August 07


It’s a sign

There is a time and a place for process.  To my surprise I discovered yesterday that even when something looks chaotic, a process can and may well exist. It doesn’t necessarily have to make sense, but it may exist nonetheless.

I had an unexpected twist to my morning routine this Wednesday when I was asked to pick up my fellow PULSE volunteer Dara from Jomo Kenyatta airport.  What would have been a brief transit stop for Dara ended up much longer thanks to an untimely power surge at London Heathrow. Rather than bunking down in a hotel for two days, Dara came to stay with Karoline and me.

I realised as I was trundling down the highway to the airport that I had no idea who it was I was meant to be waving at when I got to the arrivals gate. I needed a sign.

In the hazy light of daybreak I managed to scramble a blank piece of paper from my work folder and set about scribing the name of my mystery guest, repeatedly tracing each letter to make it bold enough to see from a distance for even the most sleep-deprived and weary traveler.

Not worthy! My passenger collection sign.

Not worthy! My passenger collection sign.

Joseph, my taxi driver, kindly offered to wait with me at the arrivals area and advised that all collection signs need to go through an ‘airport authority’ approval process. Only when the process is complete and the sign stamped should we join the crowd and begin our wait. Who knew! With a nod of the head Joseph went off to get my sign approved leaving me signless, bouncing on tippy toes at the back of the crowd.

To my surprise it wasn’t my sign he returned with. Apparently on presenting my carefully crafted name board for approval he was advised it wasn’t ‘professional’ enough. The approving staff member couldn’t be sure this was from someone legitimately picking up a passenger. That concept alone hurt my head!

So with my handy work rejected poor Joseph had to walk back to the car to make another sign. One that was professional enough for the airport authorities to approve and stamp. I expected some sort of formal board, branded paper… something that met the evidently high standards of Jomo Kenyatta.

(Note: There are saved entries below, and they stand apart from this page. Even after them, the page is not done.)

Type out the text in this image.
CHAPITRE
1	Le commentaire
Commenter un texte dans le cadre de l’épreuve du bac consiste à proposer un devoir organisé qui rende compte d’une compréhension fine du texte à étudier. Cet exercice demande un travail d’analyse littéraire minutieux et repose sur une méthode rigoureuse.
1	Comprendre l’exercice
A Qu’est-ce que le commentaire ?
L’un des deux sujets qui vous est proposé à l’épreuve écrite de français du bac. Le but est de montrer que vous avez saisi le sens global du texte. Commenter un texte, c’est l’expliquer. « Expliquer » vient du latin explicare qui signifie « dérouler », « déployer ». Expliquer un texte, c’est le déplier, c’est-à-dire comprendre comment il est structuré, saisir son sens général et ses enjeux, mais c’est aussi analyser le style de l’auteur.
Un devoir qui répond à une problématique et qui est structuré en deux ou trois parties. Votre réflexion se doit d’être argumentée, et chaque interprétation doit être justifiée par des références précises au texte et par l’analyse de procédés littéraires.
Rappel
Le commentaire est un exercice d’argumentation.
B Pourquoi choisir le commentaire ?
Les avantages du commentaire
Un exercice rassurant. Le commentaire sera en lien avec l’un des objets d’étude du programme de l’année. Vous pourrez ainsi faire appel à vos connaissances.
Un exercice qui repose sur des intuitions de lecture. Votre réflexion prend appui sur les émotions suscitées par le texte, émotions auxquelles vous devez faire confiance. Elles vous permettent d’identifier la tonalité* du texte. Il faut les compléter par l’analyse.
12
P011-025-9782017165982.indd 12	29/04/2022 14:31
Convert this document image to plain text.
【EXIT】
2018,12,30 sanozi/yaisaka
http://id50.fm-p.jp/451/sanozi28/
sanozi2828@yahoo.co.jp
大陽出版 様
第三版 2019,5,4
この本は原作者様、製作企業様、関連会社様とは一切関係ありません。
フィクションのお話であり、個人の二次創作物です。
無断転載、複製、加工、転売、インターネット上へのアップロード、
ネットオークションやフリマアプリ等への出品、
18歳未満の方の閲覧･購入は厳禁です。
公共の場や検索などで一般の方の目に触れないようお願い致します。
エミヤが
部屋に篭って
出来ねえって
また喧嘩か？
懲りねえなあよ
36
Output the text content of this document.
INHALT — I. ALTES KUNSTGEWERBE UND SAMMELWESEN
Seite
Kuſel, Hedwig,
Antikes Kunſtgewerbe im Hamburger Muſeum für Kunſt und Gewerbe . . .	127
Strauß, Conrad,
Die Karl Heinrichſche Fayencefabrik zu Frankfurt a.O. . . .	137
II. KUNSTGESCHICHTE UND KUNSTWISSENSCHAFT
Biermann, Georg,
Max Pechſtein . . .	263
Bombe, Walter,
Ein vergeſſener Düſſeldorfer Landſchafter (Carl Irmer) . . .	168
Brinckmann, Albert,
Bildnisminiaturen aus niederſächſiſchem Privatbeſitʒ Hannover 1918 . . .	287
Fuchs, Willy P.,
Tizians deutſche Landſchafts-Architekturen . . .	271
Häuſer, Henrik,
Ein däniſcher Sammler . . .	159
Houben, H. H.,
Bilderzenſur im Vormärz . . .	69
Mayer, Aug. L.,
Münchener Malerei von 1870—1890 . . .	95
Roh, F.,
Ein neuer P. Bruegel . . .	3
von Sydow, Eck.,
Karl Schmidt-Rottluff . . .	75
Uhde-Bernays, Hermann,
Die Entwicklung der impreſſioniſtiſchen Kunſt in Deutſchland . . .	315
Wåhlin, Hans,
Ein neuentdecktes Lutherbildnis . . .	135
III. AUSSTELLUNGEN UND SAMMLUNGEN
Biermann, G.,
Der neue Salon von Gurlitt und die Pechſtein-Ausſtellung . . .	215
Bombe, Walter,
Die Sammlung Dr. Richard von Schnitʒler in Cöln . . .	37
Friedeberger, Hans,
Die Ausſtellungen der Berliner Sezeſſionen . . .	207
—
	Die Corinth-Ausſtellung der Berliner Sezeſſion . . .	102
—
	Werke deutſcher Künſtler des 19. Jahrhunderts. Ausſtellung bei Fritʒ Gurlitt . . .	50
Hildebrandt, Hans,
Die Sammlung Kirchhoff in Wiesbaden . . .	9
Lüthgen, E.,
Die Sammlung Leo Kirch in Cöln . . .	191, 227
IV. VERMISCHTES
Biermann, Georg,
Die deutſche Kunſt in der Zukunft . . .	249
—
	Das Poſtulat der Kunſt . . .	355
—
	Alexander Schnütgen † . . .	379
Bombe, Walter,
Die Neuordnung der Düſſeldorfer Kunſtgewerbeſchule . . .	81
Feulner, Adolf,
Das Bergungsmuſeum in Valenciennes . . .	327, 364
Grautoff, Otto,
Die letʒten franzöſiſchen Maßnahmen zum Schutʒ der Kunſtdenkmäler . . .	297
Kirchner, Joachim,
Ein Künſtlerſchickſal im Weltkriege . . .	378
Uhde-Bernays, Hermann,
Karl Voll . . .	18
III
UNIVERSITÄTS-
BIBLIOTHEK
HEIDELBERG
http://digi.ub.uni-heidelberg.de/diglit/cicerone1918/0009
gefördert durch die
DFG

Ah, not so much! Comparing the two I am not sure why we need a completely new sign. What Joseph created had nothing more than the boldness of a black texta and some formal details listed on the bottom. I couldn’t really see how his was any more ‘legitimate’ or professional than mine but it made the grade and received a stamp of approval.

Approved! The airport authority approved sign.

Approved! The airport authority approved sign.

It turns out we didn’t really need the sign after all. It was plainly obviously who Dara was. By the time she had battled her way past the baggage desk and made her way outside, three hours had gone by. The hustle bustle of arrivals had died down and we were among only a handful of collectors waiting for their weary traveler.